All you need to know about Lorna Simpson
Get the one, authoritative monograph on this brilliant, trailblazing, celebrated American artist
In our newly revised and expanded Lorna Simpson monograph, the artist recalls the first work of art she can remember seeing. “My parents had an appreciation of Modernism and Minimalism, particularly abstract painting, so therefore I had an appreciation of this too,” the New York artist explains to her interviewer, Thelma Golden, the Director of the Studio Museum in Harlem, New York. “They had these reliefs on the wall: 1960s ceramic plaques with jazz musicians. They were black and white – a black ground with the relief area, the contours, in white. And stylistically they were near-abstract. I remember looking at them for years, and recall the moment when I suddenly realized, ‘Ah, it’s a jazz musician!’ I was a little disturbed by that.”
The simple decoding the work bothered that nascent artist. “Whenever I discovered realism within something that I’d thought was abstract, it was a little unnerving to me,” she says. “I also remember deciphering in a little reproduction of Picasso’s Three Musicians (the dog under the table), and that completely changed it for me, and made it less interesting.”
It’s an apt starting point for an artist whose work, though immensely popular and critically acclaimed, isn’t always readily resolved either.
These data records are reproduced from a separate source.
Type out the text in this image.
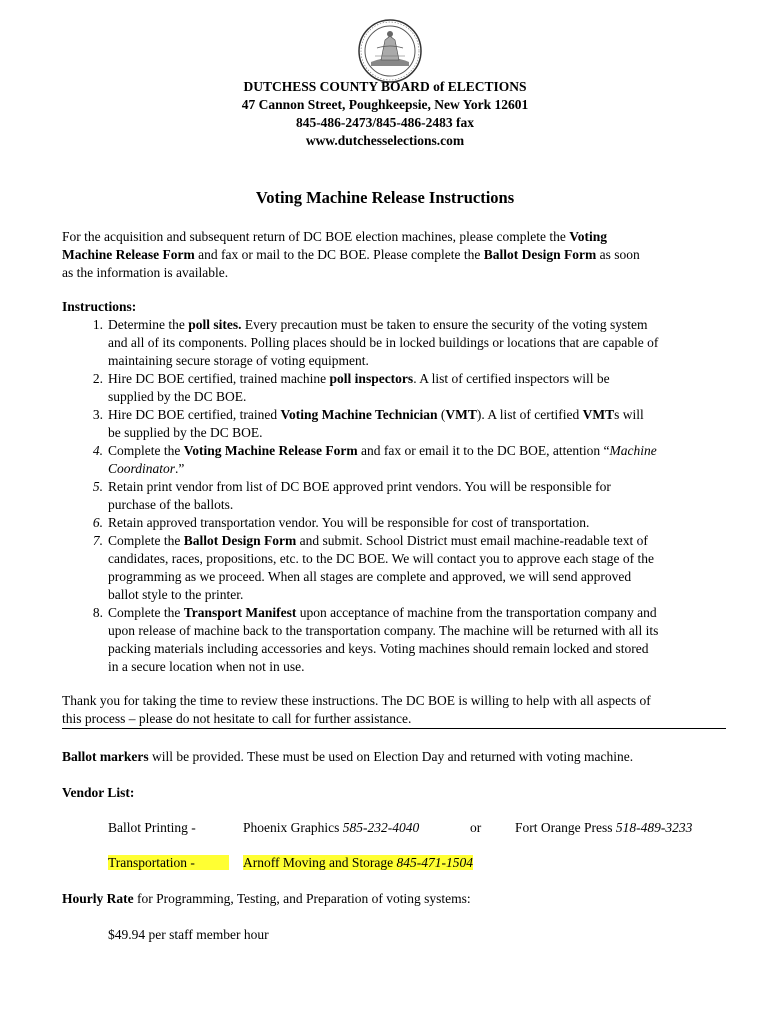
DUTCHESS COUNTY BOARD of ELECTIONS
47 Cannon Street, Poughkeepsie, New York 12601
845-486-2473/845-486-2483 fax
www.dutchesselections.com
Voting Machine Release Instructions
For the acquisition and subsequent return of DC BOE election machines, please complete the Voting
Machine Release Form and fax or mail to the DC BOE. Please complete the Ballot Design Form as soon
as the information is available.
Instructions:
1. Determine the poll sites. Every precaution must be taken to ensure the security of the voting system
and all of its components. Polling places should be in locked buildings or locations that are capable of
maintaining secure storage of voting equipment.
2. Hire DC BOE certified, trained machine poll inspectors. A list of certified inspectors will be
supplied by the DC BOE.
3. Hire DC BOE certified, trained Voting Machine Technician (VMT). A list of certified VMTs will
be supplied by the DC BOE.
4. Complete the Voting Machine Release Form and fax or email it to the DC BOE, attention “Machine
Coordinator.”
5. Retain print vendor from list of DC BOE approved print vendors. You will be responsible for
purchase of the ballots.
6. Retain approved transportation vendor. You will be responsible for cost of transportation.
7. Complete the Ballot Design Form and submit. School District must email machine-readable text of
candidates, races, propositions, etc. to the DC BOE. We will contact you to approve each stage of the
programming as we proceed. When all stages are complete and approved, we will send approved
ballot style to the printer.
8. Complete the Transport Manifest upon acceptance of machine from the transportation company and
upon release of machine back to the transportation company. The machine will be returned with all its
packing materials including accessories and keys. Voting machines should remain locked and stored
in a secure location when not in use.
Thank you for taking the time to review these instructions. The DC BOE is willing to help with all aspects of
this process – please do not hesitate to call for further assistance.
Ballot markers will be provided. These must be used on Election Day and returned with voting machine.
Vendor List:
Ballot Printing -	Phoenix Graphics 585-232-4040	or	Fort Orange Press 518-489-3233
Transportation -	Arnoff Moving and Storage 845-471-1504
Hourly Rate for Programming, Testing, and Preparation of voting systems:
$49.94 per staff member hour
Emerging in the 1980s, this acclaimed artist and filmmaker, has gone on to become among the best-known representatives of contemporary African-American visual culture.
While commenting richly on the ways in which black women are seen, and the ways in which they see themselves, Simpson raises searching, philosophical questions about the relationship between image and text, and about the construction of the self.
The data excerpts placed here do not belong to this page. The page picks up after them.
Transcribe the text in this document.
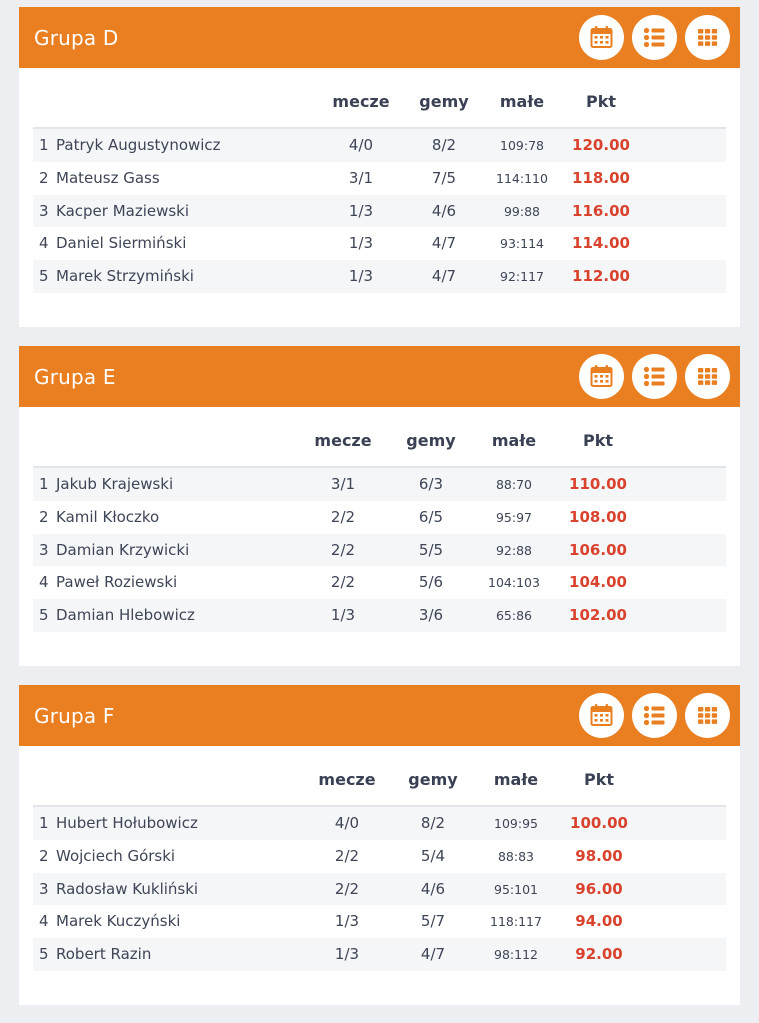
Grupa D
mecze gemy małe	Pkt
1 Patryk Augustynowicz	4/0	8/2	109:78 120.00
2 Mateusz Gass	3/1	7/5	114:110 118.00
3 Kacper Maziewski	1/3	4/6	99:88 116.00
4 Daniel Siermiński	1/3	4/7	93:114 114.00
5 Marek Strzymiński	1/3	4/7	92:117 112.00
Grupa E
mecze gemy małe	Pkt
1 Jakub Krajewski	3/1	6/3	88:70 110.00
2 Kamil Kłoczko	2/2	6/5	95:97 108.00
3 Damian Krzywicki	2/2	5/5	92:88 106.00
4 Paweł Roziewski	2/2	5/6	104:103 104.00
5 Damian Hlebowicz	1/3	3/6	65:86 102.00
Grupa F
mecze gemy małe	Pkt
1 Hubert Hołubowicz	4/0	8/2	109:95 100.00
2 Wojciech Górski	2/2	5/4	88:83	98.00
3 Radosław Kukliński	2/2	4/6	95:101 96.00
4 Marek Kuczyński	1/3	5/7	118:117 94.00
5 Robert Razin	1/3	4/7	98:112 92.00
Her work has been displayed at the Museum of Modern Art, New York; the Museum of Contemporary Art, Los Angeles; the Miami Art Museum; the Walker Art Center and the Minneapolis Institute of Art; the Whitney Museum of American Art, New York; the Hirshhorn Museum and Sculpture Garden, Washington, DC; and the Studio Museum in Harlem, New York.
This newly revised and expanded book, part of Phaidon’s Contemporary Artist Series, covers Simpson’s early years, her breakthrough moment in 1993, when she became the first African-American woman ever to show in the Venice Biennale and the first to have a solo exhibition at the Museum of Modern Art in New York; right through to her work in recent years, when she has collaborated with Rihanna and received the prestigious J.Paul Getty Medal.
With contributions from Golden, as well as Naomi Beckwith, deputy director and senior curator at the Solomon R. Guggenheim Museum, New York; Chrissie Iles, a curator at the Whitney Museum of American Art in New York; and Kellie Jones, Professor in Art History and Archaeology and the Institute for Research in African American Studies at Columbia University, this detailed, authoritative and beautiful book serves as both the perfect introduction to the artist’s work for those unfamiliar with Simpson, and an ideal primer to deepen and broaden her appeal among fine-art in crowd.